Scarborough residential property

House prices in Scarborough declined by 0.4% in January, despite a 0.4% rise over the last 12 months, new data shows

House prices in Scarborough declined slightly, by 0.4%, in January, despite witnessing a 0.4% rise over the last 12 months.

The latest data from the Office of National Statistics shows that the average property in the area sold for £164,480 – significantly lower than the UK average of £228,147.

Across Yorkshire and The Humber, property prices have risen by 2.9% in the last year, to £160,420.

The region outperformed the UK as a whole, which saw the average property value increase by 1.7%.

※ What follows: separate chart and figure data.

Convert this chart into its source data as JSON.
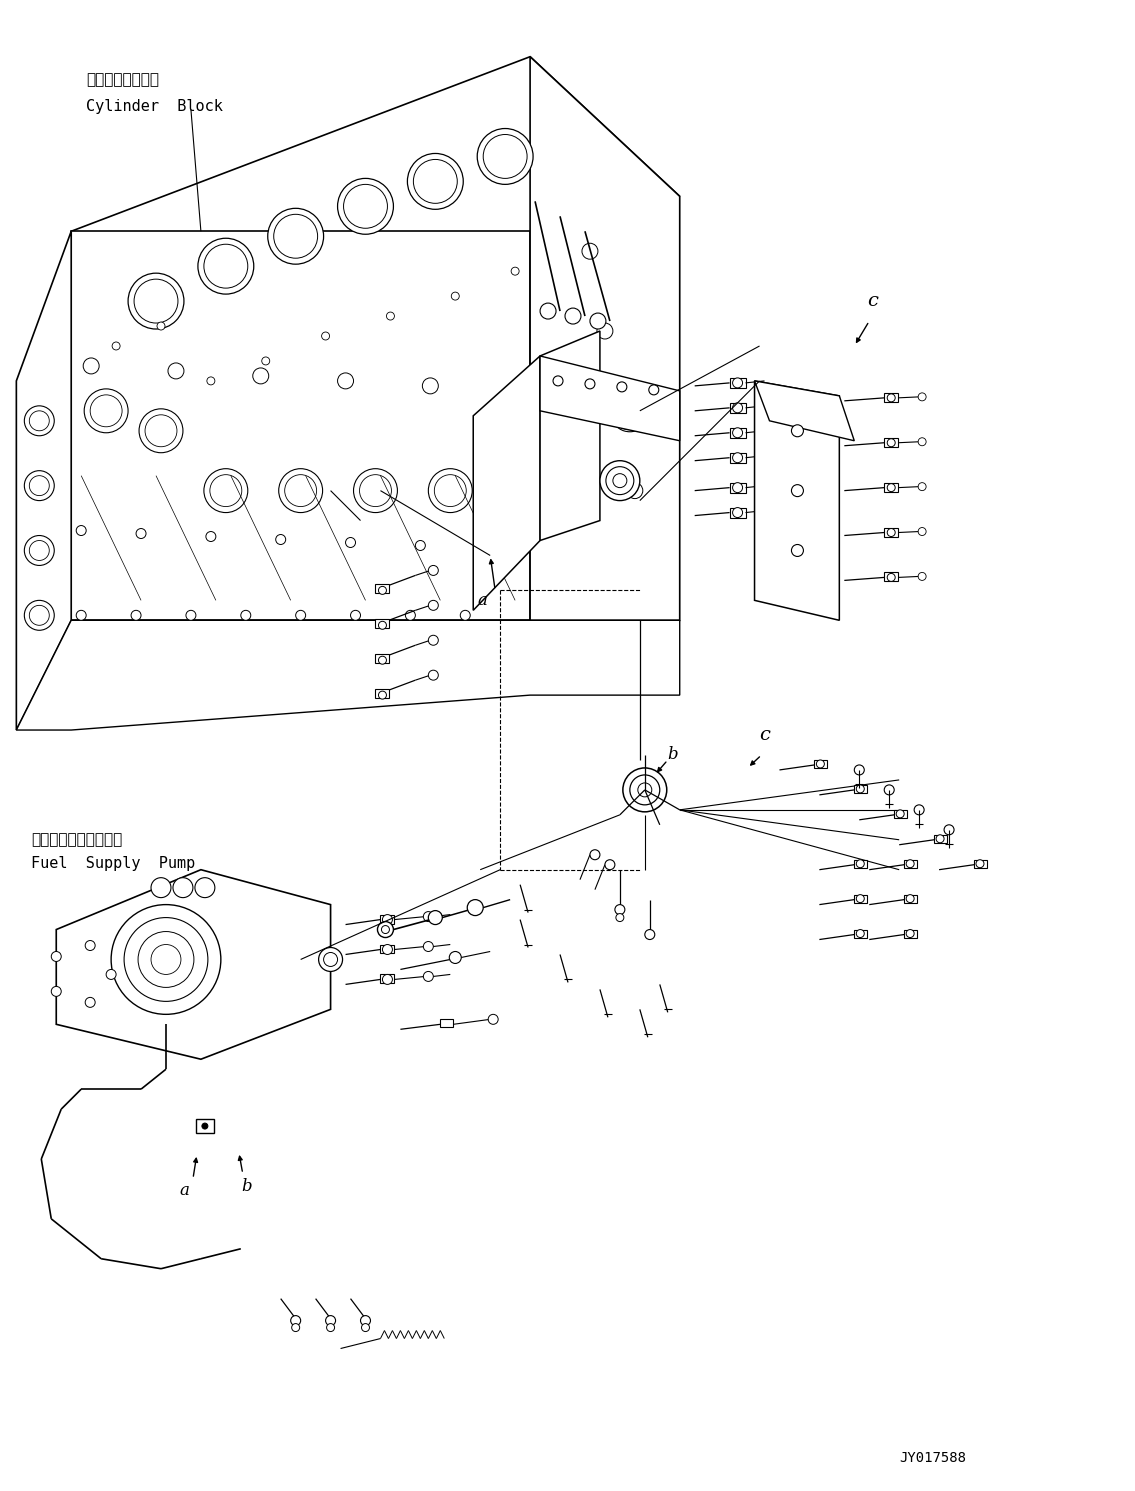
{
  "bg_color": "#ffffff",
  "line_color": "#000000",
  "fig_width": 11.35,
  "fig_height": 14.91,
  "dpi": 100,
  "label_cylinder_jp": "シリンダブロック",
  "label_cylinder_en": "Cylinder  Block",
  "label_pump_jp": "フェルサブライポンプ",
  "label_pump_en": "Fuel  Supply  Pump",
  "label_id": "JY017588",
  "label_a_upper": "a",
  "label_a_lower": "a",
  "label_b_upper": "b",
  "label_b_lower": "b",
  "label_c_upper": "c",
  "label_c_lower": "c"
}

The data comes from the House Price Index, which the ONS compiles using house sale information from the Land Registry, and the equivalent bodies in Scotland and Northern Ireland.

The average homeowner in Scarborough will have seen their property jump in value by around £23,000 in the last five years.

The figures also showed that buyers who made their first step onto the property ladder in Scarborough in January spent an average of £141,345 – around £19,000 more than it would have cost them five years ago.

Between December 2017 and November last year, the most recent 12 months for which sales volume data is available, 2,227 homes were sold in Scarborough, 9% fewer than in the previous year.

Residential research analyst at estate agent Savills, Lawrence Bowles, said that house prices had dropped nationally in real terms for the first time in five years.

Bowles said that this month’s ONS house price index shows slowing growth, with UK house prices growing just 1.7% in the year to January 2019. That’s compared to 4.3% growth this time last year. It’s also below inflation for the same period – 1.8% – which means UK house prices have fallen in real terms for the first time since July 2013.

He said that regions in the Midlands and North are still showing robust house price growth: Wales showed the fastest house price growth in Britain, followed by the midlands.

Affordability in these regions is less constrained than in London and the south, which leaves more capacity for prices to rise.